En prenant pour objet le « développement durable », l’objectif de cette étude est justement de mieux cerner les prolongements, les implications, les incarnations de ce grand but en terme de tâches et d’activités gouvernementales. Pourquoi ? Parce que dans leur adaptation pourrait bien se jouer une profonde mutation. La manière dont est institutionnellement saisie et mise en chantier la transition au « développement durable » peut en effet participer à l’émergence d’une nouvelle configuration historique. L’évolution en jeu touche le cœur des institutions contemporaines, précisément leur rapport au changement et à sa prise en charge collective.

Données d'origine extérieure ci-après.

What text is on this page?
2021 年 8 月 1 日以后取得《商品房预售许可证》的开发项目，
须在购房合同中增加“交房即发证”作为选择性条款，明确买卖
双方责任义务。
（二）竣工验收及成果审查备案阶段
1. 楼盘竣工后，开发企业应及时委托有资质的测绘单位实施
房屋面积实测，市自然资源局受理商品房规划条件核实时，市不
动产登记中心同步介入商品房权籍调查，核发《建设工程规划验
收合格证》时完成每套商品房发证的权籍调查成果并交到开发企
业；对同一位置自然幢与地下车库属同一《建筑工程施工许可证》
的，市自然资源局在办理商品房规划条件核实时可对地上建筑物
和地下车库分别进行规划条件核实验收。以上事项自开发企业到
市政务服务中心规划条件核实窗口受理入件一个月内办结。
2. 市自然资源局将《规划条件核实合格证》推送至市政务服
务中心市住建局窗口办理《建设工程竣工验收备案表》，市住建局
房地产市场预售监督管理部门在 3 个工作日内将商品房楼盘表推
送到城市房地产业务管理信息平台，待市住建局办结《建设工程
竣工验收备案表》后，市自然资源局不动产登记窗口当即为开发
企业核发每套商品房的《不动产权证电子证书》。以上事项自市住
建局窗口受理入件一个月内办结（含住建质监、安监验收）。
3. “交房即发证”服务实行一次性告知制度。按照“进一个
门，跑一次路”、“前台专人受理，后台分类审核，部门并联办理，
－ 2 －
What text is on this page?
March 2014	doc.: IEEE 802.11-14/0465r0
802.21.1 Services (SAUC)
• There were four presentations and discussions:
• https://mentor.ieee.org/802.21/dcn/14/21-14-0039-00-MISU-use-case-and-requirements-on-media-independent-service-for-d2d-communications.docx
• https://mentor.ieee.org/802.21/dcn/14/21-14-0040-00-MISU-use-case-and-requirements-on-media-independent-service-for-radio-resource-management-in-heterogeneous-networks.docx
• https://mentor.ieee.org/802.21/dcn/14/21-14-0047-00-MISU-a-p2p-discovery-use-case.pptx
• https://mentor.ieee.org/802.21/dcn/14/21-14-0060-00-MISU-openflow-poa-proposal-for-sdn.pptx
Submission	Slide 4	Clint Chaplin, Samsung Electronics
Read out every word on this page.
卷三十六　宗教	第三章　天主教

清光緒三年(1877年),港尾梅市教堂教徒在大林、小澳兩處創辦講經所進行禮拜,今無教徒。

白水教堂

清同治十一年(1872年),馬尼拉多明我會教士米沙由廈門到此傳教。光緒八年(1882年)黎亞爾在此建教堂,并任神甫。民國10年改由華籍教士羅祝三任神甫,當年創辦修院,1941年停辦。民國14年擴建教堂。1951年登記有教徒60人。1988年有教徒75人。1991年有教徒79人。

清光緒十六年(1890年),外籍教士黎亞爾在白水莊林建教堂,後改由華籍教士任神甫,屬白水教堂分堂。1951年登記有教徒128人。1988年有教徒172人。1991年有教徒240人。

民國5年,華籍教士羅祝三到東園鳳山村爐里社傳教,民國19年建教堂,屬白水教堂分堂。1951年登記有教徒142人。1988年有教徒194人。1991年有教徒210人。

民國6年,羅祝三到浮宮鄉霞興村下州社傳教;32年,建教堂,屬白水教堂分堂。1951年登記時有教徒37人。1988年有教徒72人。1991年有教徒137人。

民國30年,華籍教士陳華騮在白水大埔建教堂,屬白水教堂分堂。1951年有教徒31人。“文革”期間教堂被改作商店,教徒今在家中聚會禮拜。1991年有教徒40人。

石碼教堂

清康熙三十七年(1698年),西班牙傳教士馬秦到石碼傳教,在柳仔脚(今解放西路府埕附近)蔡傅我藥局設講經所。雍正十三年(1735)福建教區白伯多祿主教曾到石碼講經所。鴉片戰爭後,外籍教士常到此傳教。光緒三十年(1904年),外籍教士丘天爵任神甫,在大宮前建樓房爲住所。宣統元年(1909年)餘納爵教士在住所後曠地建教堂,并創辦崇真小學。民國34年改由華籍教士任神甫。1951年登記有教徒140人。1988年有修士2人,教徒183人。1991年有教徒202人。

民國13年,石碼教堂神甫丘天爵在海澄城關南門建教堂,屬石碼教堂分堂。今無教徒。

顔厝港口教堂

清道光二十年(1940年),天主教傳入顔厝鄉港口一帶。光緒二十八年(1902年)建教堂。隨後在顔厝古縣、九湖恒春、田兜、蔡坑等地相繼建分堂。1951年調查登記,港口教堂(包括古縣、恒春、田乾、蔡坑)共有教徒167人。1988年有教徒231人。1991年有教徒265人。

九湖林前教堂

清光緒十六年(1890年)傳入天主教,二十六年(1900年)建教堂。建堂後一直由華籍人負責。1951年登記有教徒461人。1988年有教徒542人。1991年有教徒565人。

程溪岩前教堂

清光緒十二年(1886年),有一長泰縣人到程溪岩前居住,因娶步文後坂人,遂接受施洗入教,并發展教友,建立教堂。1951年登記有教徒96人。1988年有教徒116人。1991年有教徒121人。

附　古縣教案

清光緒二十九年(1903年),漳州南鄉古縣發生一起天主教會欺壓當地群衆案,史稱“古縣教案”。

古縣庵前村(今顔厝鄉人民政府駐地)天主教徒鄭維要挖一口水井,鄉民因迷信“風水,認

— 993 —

De fait, derrière les multiples ajustements et repositionnements qui s’effectuent, semblent prendre forme et s’assembler les pièces d’un nouveau grand dessein commun, qui serait désormais de piloter et gérer un changement profond et général.

 

C’est principalement cet agencement, ses logiques organisatrices et les processus de réarrangement qui lui donnent forme que cette étude propose d’interpréter. Il ne s’agit pas en effet de se contenter d’avancer un cadre de réflexion sur l’ancrage de cette thématique du « développement durable » dans les sphères institutionnelles. Il faut surtout saisir ses modalités de prise en charge et ses effets pratiques, autrement dit examiner attentivement ce que cette dynamique peut induire comme transformations dans l’ordre institutionnel et gouvernemental. Cette étude est donc aussi un moyen d’esquisser une perspective théorique sur et à partir de la manière dont les institutions en place prétendent engager la transition vers un stade « durable » du développement, d’autant que ce processus semble entraîner avec lui une série de repositionnements des modes de gouvernement et de régulation des activités humaines.